SpaceX has announced it will be sending two people around the moon on a private voyage. The launch date is due in 2018. The flight will use the, currently untested, Falcon Heavy rocket. If SpaceX achieves this feat they will be the first agency- national or otherwise- in decades to run a manned lunar mission.
In their statement SpaceX confirmed the passengers — who know each other– have made a “significant” deposit. Musk has put the cost in the same bracket as Roscosmos’ shuttle service to the International Space Station, a cool $70m per person. Which means these adventurous millionaires or let’s be real, probably billionaires are actually getting a really great value, the ISS orbits 400km above Earth, while the moon is 384,400km away.
The two unknown passengers will have to pass a battery of health and fitness tests as lunar flight is no joke for our bodies. Some psychological preparation might be necessary if they end up stuck on the other side too. Musk said the spacecraft in question had a “quite high” success rate and that the passenger had “their eyes open” about the risks. If the missions is a success billionaires could be queuing up to board. Providing large amounts of capital for a technology that is a fraction of what we need for interstellar travel. Government funding for projects is up in the air.
SpaceX needed NASA
Rumblings of shifting NASA away from climate science and towards deep space may be a politically motivated move, however what is certain is the future of privatised space travel now the ball has started rolling. The Dragon spacecraft is the vehicle for the journey.

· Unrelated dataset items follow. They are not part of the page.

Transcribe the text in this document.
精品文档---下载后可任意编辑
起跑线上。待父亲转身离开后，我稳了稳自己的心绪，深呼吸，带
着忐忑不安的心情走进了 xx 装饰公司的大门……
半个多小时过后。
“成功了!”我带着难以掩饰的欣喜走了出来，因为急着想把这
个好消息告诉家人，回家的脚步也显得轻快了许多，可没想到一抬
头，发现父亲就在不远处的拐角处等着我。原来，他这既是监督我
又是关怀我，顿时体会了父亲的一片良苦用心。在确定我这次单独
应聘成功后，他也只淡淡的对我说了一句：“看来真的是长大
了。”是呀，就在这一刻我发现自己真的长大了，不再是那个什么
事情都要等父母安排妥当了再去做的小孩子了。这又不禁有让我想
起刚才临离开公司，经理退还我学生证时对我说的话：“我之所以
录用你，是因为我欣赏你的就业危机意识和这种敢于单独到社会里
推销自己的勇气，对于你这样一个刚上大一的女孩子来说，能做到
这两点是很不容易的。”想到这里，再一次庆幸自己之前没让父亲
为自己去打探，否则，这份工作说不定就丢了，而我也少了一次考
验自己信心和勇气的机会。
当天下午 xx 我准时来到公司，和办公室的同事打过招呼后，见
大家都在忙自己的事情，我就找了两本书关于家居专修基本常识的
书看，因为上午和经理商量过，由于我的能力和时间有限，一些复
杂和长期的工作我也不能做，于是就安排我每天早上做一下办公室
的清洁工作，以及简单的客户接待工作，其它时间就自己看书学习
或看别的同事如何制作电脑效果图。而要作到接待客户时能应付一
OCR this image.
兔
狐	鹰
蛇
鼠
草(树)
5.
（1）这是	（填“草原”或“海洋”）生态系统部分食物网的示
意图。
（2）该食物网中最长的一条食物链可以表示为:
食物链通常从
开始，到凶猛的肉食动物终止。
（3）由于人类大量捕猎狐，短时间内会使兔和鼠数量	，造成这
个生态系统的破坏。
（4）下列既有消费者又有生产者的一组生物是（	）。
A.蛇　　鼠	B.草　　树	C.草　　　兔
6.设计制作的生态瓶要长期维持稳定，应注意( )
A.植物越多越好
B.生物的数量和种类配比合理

NASA played a very important role in the development of the craft. The Commercial Crew Program provided most of the funding for the reuseable spacecraft; future iterations of which Musk hopes will ferry humans to Mars.
Encouraging privately chartered missions the frequency and effectiveness of spaceflight can be harnessed like never before. Elon Musk’s companies have a habit of utilising government funding and grants, to the ire of some. The disruptive tactics used in Musk’s businesses try to find ways to improve humanity, not just the bottom line.